Earlier today, Donna Rice Hughes released a statement about the film and her own future plans:

“For the past 31 years, various parts of my story have been told and retold in books, news stories, television documentaries, and now in a major motion picture, but not by me. The Front Runner is Senator Hart’s story, not mine.  The film ends where the trauma in my life began, after my name was released to the press by the Hart campaign. The ensuing feeding frenzy was driven by the mainstream media, who, for the first time in the 24/7 news era, went both feral and viral. While I had no involvement in the film, I am grateful to film director Jason Reitman for portraying my character in a sensitive and compassionate light, and to the talented Sara Paxton for her compelling performance.  I am also humbled by the kind public comments about me that have been made by the director and members of the cast.

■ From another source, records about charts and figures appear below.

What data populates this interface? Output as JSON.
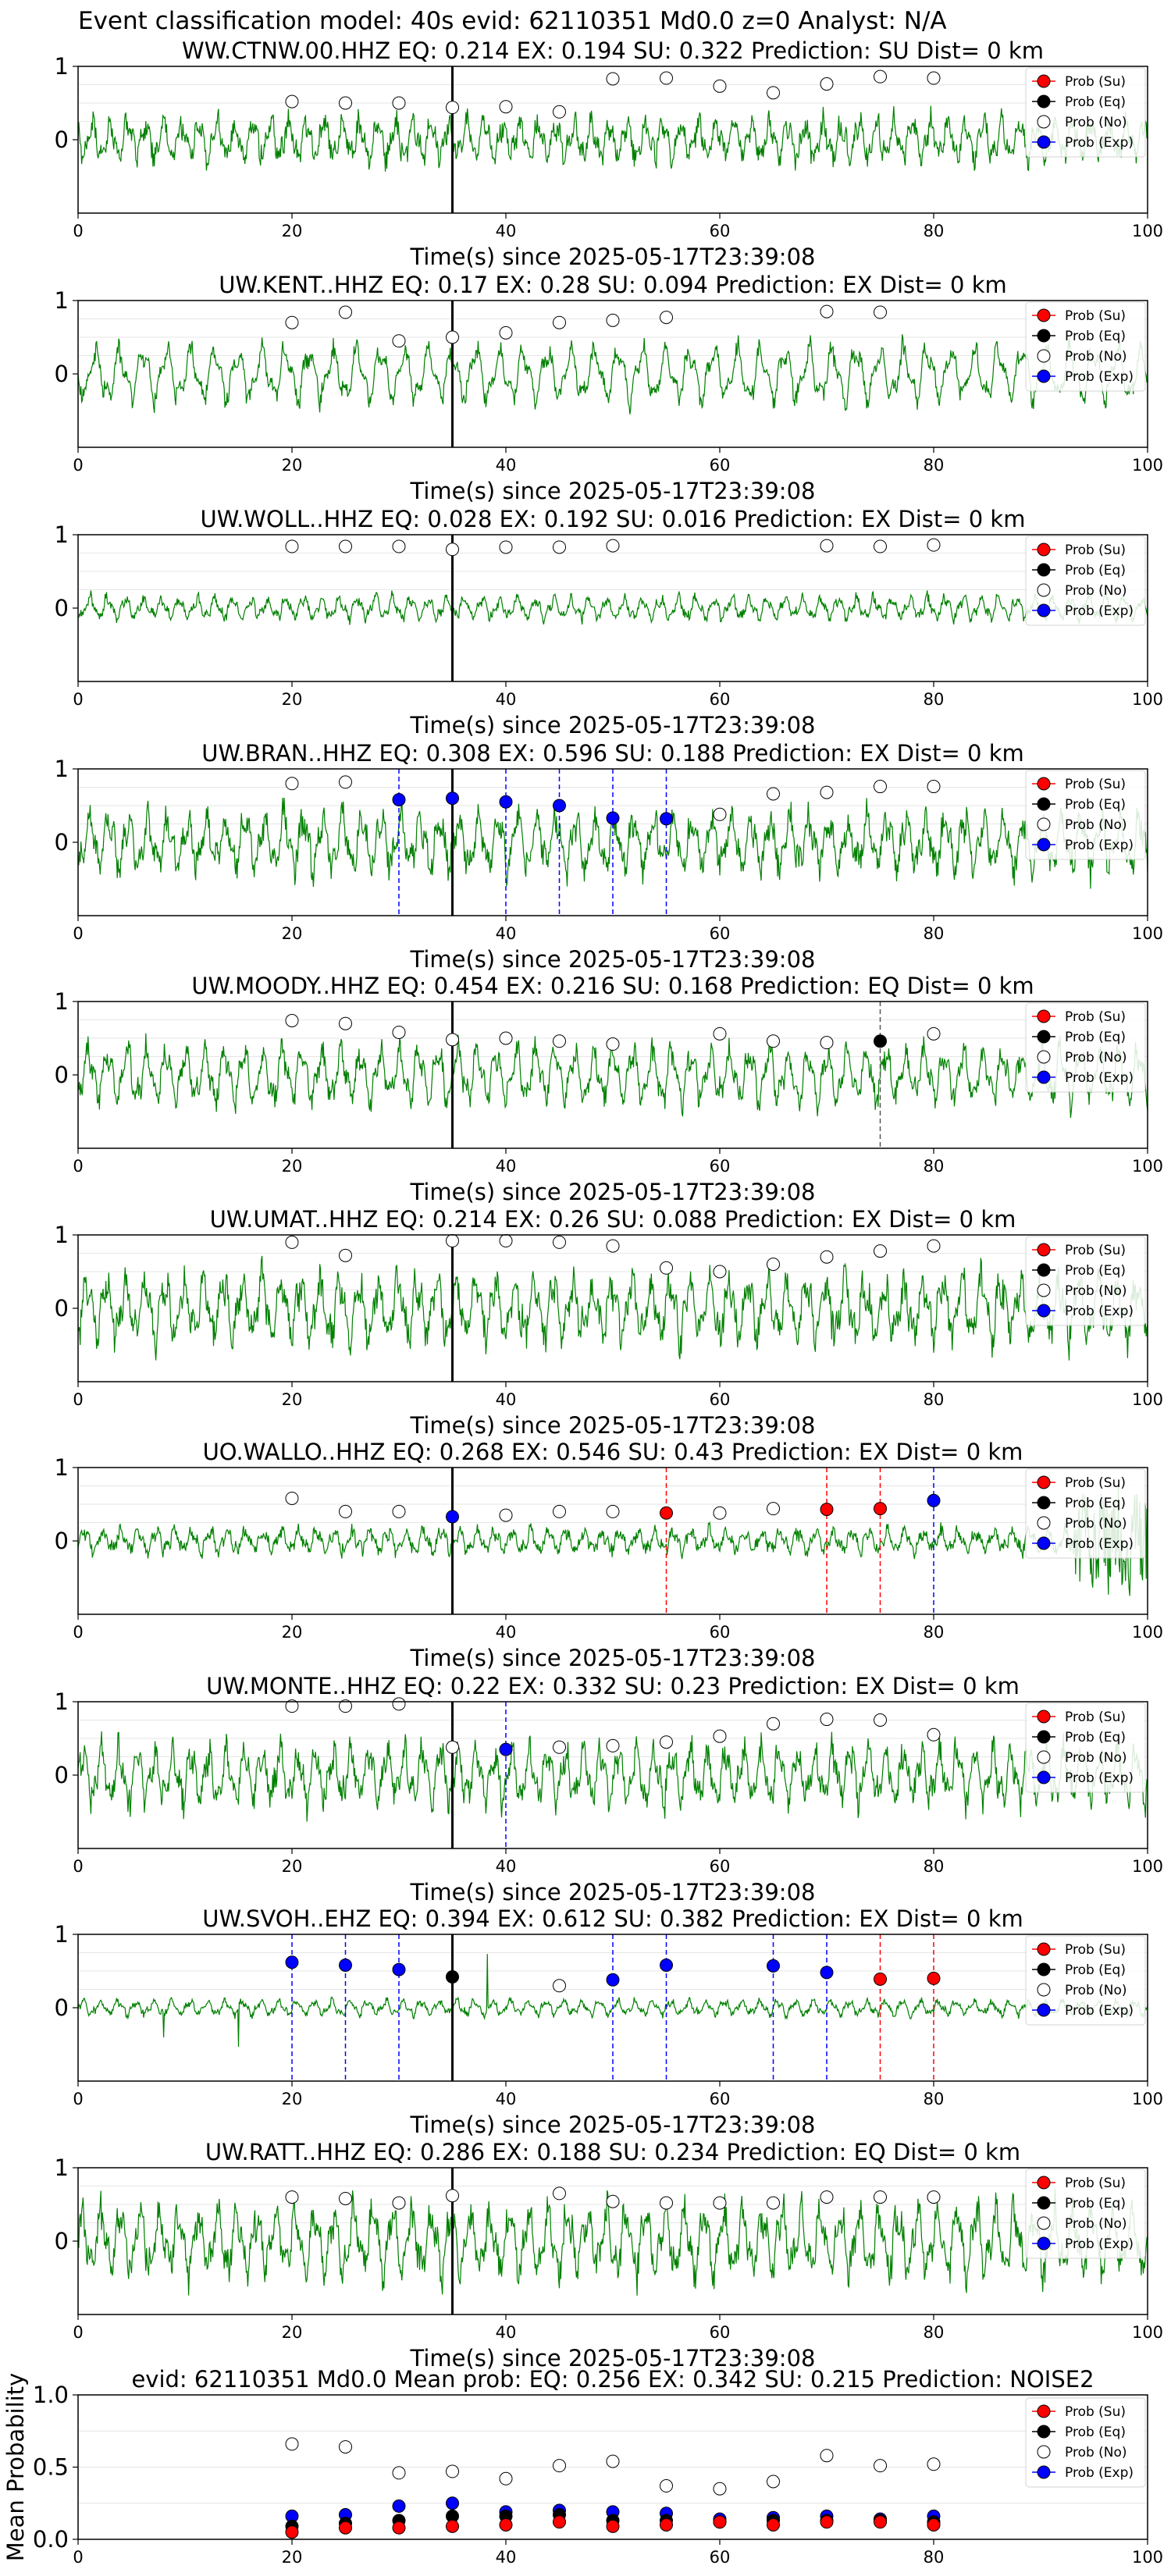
{
  "figure_title": "Event classification model: 40s evid: 62110351 Md0.0 z=0 Analyst: N/A",
  "legend_labels": [
    "Prob (Su)",
    "Prob (Eq)",
    "Prob (No)",
    "Prob (Exp)"
  ],
  "colors": {
    "waveform": "#008000",
    "su": "#ff0000",
    "eq": "#000000",
    "no": "#ffffff",
    "exp": "#0000ff",
    "axis": "#000000",
    "grid": "#e6e6e6"
  },
  "chart_data": [
    {
      "type": "line",
      "title": "WW.CTNW.00.HHZ   EQ: 0.214  EX: 0.194  SU: 0.322   Prediction: SU    Dist= 0 km",
      "xlabel": "Time(s) since 2025-05-17T23:39:08",
      "ylabel": "",
      "xlim": [
        0,
        100
      ],
      "ylim": [
        -1,
        1
      ],
      "xticks": [
        0,
        20,
        40,
        60,
        80,
        100
      ],
      "yticks": [
        0,
        1
      ],
      "vline": 35,
      "noise": {
        "x": [
          20,
          25,
          30,
          35,
          40,
          45,
          50,
          55,
          60,
          65,
          70,
          75,
          80
        ],
        "y": [
          0.52,
          0.5,
          0.5,
          0.44,
          0.45,
          0.38,
          0.83,
          0.84,
          0.73,
          0.64,
          0.76,
          0.86,
          0.84
        ]
      },
      "eq": {
        "x": [],
        "y": []
      },
      "exp": {
        "x": [],
        "y": []
      },
      "su": {
        "x": [],
        "y": []
      }
    },
    {
      "type": "line",
      "title": "UW.KENT..HHZ   EQ: 0.17  EX: 0.28  SU: 0.094   Prediction: EX    Dist= 0 km",
      "xlabel": "Time(s) since 2025-05-17T23:39:08",
      "ylabel": "",
      "xlim": [
        0,
        100
      ],
      "ylim": [
        -1,
        1
      ],
      "xticks": [
        0,
        20,
        40,
        60,
        80,
        100
      ],
      "yticks": [
        0,
        1
      ],
      "vline": 35,
      "noise": {
        "x": [
          20,
          25,
          30,
          35,
          40,
          45,
          50,
          55,
          70,
          75
        ],
        "y": [
          0.7,
          0.84,
          0.45,
          0.5,
          0.56,
          0.7,
          0.73,
          0.77,
          0.85,
          0.84
        ]
      },
      "eq": {
        "x": [],
        "y": []
      },
      "exp": {
        "x": [],
        "y": []
      },
      "su": {
        "x": [],
        "y": []
      }
    },
    {
      "type": "line",
      "title": "UW.WOLL..HHZ   EQ: 0.028  EX: 0.192  SU: 0.016   Prediction: EX    Dist= 0 km",
      "xlabel": "Time(s) since 2025-05-17T23:39:08",
      "ylabel": "",
      "xlim": [
        0,
        100
      ],
      "ylim": [
        -1,
        1
      ],
      "xticks": [
        0,
        20,
        40,
        60,
        80,
        100
      ],
      "yticks": [
        0,
        1
      ],
      "vline": 35,
      "noise": {
        "x": [
          20,
          25,
          30,
          35,
          40,
          45,
          50,
          70,
          75,
          80
        ],
        "y": [
          0.84,
          0.84,
          0.84,
          0.8,
          0.83,
          0.83,
          0.85,
          0.85,
          0.84,
          0.86
        ]
      },
      "eq": {
        "x": [],
        "y": []
      },
      "exp": {
        "x": [],
        "y": []
      },
      "su": {
        "x": [],
        "y": []
      }
    },
    {
      "type": "line",
      "title": "UW.BRAN..HHZ   EQ: 0.308  EX: 0.596  SU: 0.188   Prediction: EX    Dist= 0 km",
      "xlabel": "Time(s) since 2025-05-17T23:39:08",
      "ylabel": "",
      "xlim": [
        0,
        100
      ],
      "ylim": [
        -1,
        1
      ],
      "xticks": [
        0,
        20,
        40,
        60,
        80,
        100
      ],
      "yticks": [
        0,
        1
      ],
      "vline": 35,
      "noise": {
        "x": [
          20,
          25,
          60,
          65,
          70,
          75,
          80
        ],
        "y": [
          0.8,
          0.82,
          0.38,
          0.66,
          0.68,
          0.76,
          0.76
        ]
      },
      "eq": {
        "x": [],
        "y": []
      },
      "exp": {
        "x": [
          30,
          35,
          40,
          45,
          50,
          55
        ],
        "y": [
          0.58,
          0.6,
          0.55,
          0.5,
          0.33,
          0.32
        ]
      },
      "su": {
        "x": [],
        "y": []
      }
    },
    {
      "type": "line",
      "title": "UW.MOODY..HHZ   EQ: 0.454  EX: 0.216  SU: 0.168   Prediction: EQ    Dist= 0 km",
      "xlabel": "Time(s) since 2025-05-17T23:39:08",
      "ylabel": "",
      "xlim": [
        0,
        100
      ],
      "ylim": [
        -1,
        1
      ],
      "xticks": [
        0,
        20,
        40,
        60,
        80,
        100
      ],
      "yticks": [
        0,
        1
      ],
      "vline": 35,
      "noise": {
        "x": [
          20,
          25,
          30,
          35,
          40,
          45,
          50,
          60,
          65,
          70,
          80
        ],
        "y": [
          0.74,
          0.7,
          0.58,
          0.48,
          0.5,
          0.46,
          0.42,
          0.56,
          0.46,
          0.44,
          0.56
        ]
      },
      "eq": {
        "x": [
          75
        ],
        "y": [
          0.46
        ]
      },
      "exp": {
        "x": [],
        "y": []
      },
      "su": {
        "x": [],
        "y": []
      }
    },
    {
      "type": "line",
      "title": "UW.UMAT..HHZ   EQ: 0.214  EX: 0.26  SU: 0.088   Prediction: EX    Dist= 0 km",
      "xlabel": "Time(s) since 2025-05-17T23:39:08",
      "ylabel": "",
      "xlim": [
        0,
        100
      ],
      "ylim": [
        -1,
        1
      ],
      "xticks": [
        0,
        20,
        40,
        60,
        80,
        100
      ],
      "yticks": [
        0,
        1
      ],
      "vline": 35,
      "noise": {
        "x": [
          20,
          25,
          35,
          40,
          45,
          50,
          55,
          60,
          65,
          70,
          75,
          80
        ],
        "y": [
          0.9,
          0.72,
          0.92,
          0.92,
          0.9,
          0.85,
          0.55,
          0.5,
          0.6,
          0.7,
          0.78,
          0.85
        ]
      },
      "eq": {
        "x": [],
        "y": []
      },
      "exp": {
        "x": [],
        "y": []
      },
      "su": {
        "x": [],
        "y": []
      }
    },
    {
      "type": "line",
      "title": "UO.WALLO..HHZ   EQ: 0.268  EX: 0.546  SU: 0.43   Prediction: EX    Dist= 0 km",
      "xlabel": "Time(s) since 2025-05-17T23:39:08",
      "ylabel": "",
      "xlim": [
        0,
        100
      ],
      "ylim": [
        -1,
        1
      ],
      "xticks": [
        0,
        20,
        40,
        60,
        80,
        100
      ],
      "yticks": [
        0,
        1
      ],
      "vline": 35,
      "noise": {
        "x": [
          20,
          25,
          30,
          40,
          45,
          50,
          60,
          65
        ],
        "y": [
          0.58,
          0.4,
          0.4,
          0.35,
          0.4,
          0.4,
          0.38,
          0.44
        ]
      },
      "eq": {
        "x": [],
        "y": []
      },
      "exp": {
        "x": [
          35,
          80
        ],
        "y": [
          0.33,
          0.55
        ]
      },
      "su": {
        "x": [
          55,
          70,
          75
        ],
        "y": [
          0.38,
          0.43,
          0.44
        ]
      }
    },
    {
      "type": "line",
      "title": "UW.MONTE..HHZ   EQ: 0.22  EX: 0.332  SU: 0.23   Prediction: EX    Dist= 0 km",
      "xlabel": "Time(s) since 2025-05-17T23:39:08",
      "ylabel": "",
      "xlim": [
        0,
        100
      ],
      "ylim": [
        -1,
        1
      ],
      "xticks": [
        0,
        20,
        40,
        60,
        80,
        100
      ],
      "yticks": [
        0,
        1
      ],
      "vline": 35,
      "noise": {
        "x": [
          20,
          25,
          30,
          35,
          45,
          50,
          55,
          60,
          65,
          70,
          75,
          80
        ],
        "y": [
          0.94,
          0.94,
          0.97,
          0.38,
          0.38,
          0.4,
          0.45,
          0.53,
          0.7,
          0.76,
          0.75,
          0.55
        ]
      },
      "eq": {
        "x": [],
        "y": []
      },
      "exp": {
        "x": [
          40
        ],
        "y": [
          0.35
        ]
      },
      "su": {
        "x": [],
        "y": []
      }
    },
    {
      "type": "line",
      "title": "UW.SVOH..EHZ   EQ: 0.394  EX: 0.612  SU: 0.382   Prediction: EX    Dist= 0 km",
      "xlabel": "Time(s) since 2025-05-17T23:39:08",
      "ylabel": "",
      "xlim": [
        0,
        100
      ],
      "ylim": [
        -1,
        1
      ],
      "xticks": [
        0,
        20,
        40,
        60,
        80,
        100
      ],
      "yticks": [
        0,
        1
      ],
      "vline": 35,
      "noise": {
        "x": [
          45
        ],
        "y": [
          0.3
        ]
      },
      "eq": {
        "x": [
          35
        ],
        "y": [
          0.42
        ]
      },
      "exp": {
        "x": [
          20,
          25,
          30,
          50,
          55,
          65,
          70
        ],
        "y": [
          0.62,
          0.58,
          0.52,
          0.38,
          0.58,
          0.57,
          0.48
        ]
      },
      "su": {
        "x": [
          75,
          80
        ],
        "y": [
          0.39,
          0.4
        ]
      }
    },
    {
      "type": "line",
      "title": "UW.RATT..HHZ   EQ: 0.286  EX: 0.188  SU: 0.234   Prediction: EQ    Dist= 0 km",
      "xlabel": "Time(s) since 2025-05-17T23:39:08",
      "ylabel": "",
      "xlim": [
        0,
        100
      ],
      "ylim": [
        -1,
        1
      ],
      "xticks": [
        0,
        20,
        40,
        60,
        80,
        100
      ],
      "yticks": [
        0,
        1
      ],
      "vline": 35,
      "noise": {
        "x": [
          20,
          25,
          30,
          35,
          45,
          50,
          55,
          60,
          65,
          70,
          75,
          80
        ],
        "y": [
          0.6,
          0.58,
          0.52,
          0.62,
          0.65,
          0.54,
          0.52,
          0.52,
          0.52,
          0.6,
          0.6,
          0.6
        ]
      },
      "eq": {
        "x": [],
        "y": []
      },
      "exp": {
        "x": [],
        "y": []
      },
      "su": {
        "x": [],
        "y": []
      }
    },
    {
      "type": "scatter",
      "title": "evid: 62110351  Md0.0   Mean prob:   EQ: 0.256  EX: 0.342  SU: 0.215   Prediction: NOISE2",
      "xlabel": "",
      "ylabel": "Mean Probability",
      "xlim": [
        0,
        100
      ],
      "ylim": [
        0,
        1
      ],
      "xticks": [
        0,
        20,
        40,
        60,
        80,
        100
      ],
      "yticks": [
        0.0,
        0.5,
        1.0
      ],
      "ytick_labels": [
        "0.0",
        "0.5",
        "1.0"
      ],
      "x": [
        20,
        25,
        30,
        35,
        40,
        45,
        50,
        55,
        60,
        65,
        70,
        75,
        80
      ],
      "noise": [
        0.66,
        0.64,
        0.46,
        0.47,
        0.42,
        0.51,
        0.54,
        0.37,
        0.35,
        0.4,
        0.58,
        0.51,
        0.52
      ],
      "exp": [
        0.16,
        0.17,
        0.23,
        0.25,
        0.19,
        0.2,
        0.19,
        0.18,
        0.14,
        0.15,
        0.16,
        0.14,
        0.16
      ],
      "eq": [
        0.09,
        0.11,
        0.13,
        0.16,
        0.16,
        0.17,
        0.13,
        0.13,
        0.12,
        0.13,
        0.13,
        0.13,
        0.12
      ],
      "su": [
        0.05,
        0.08,
        0.08,
        0.09,
        0.1,
        0.12,
        0.09,
        0.1,
        0.12,
        0.1,
        0.12,
        0.12,
        0.1
      ]
    }
  ]
}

The film is a dramatic representation based on the book, All the Truth is Out. However, all the truth is not out, as I have never told my own story. I have chosen to remain silent, for the most part, about this devastating turning point in my life. Rather than exploit the situation for my own gain, I chose the high road and sought to use my pain to help others. By the grace of God, I found healing and restoration and eventually came full circle. For the past 25 years, I have fought to prevent the sexual exploitation of children in the digital world through my organization, Enough Is Enough®. I am now at a point in my life where I believe it is the right time to share my life’s journey, in my words and in my way, and am currently working on my memoir. In the meantime, I encourage others to seek the high road, as I did, and find hope and purpose in the midst of their life’s storms.”


That might make for an interesting film as well.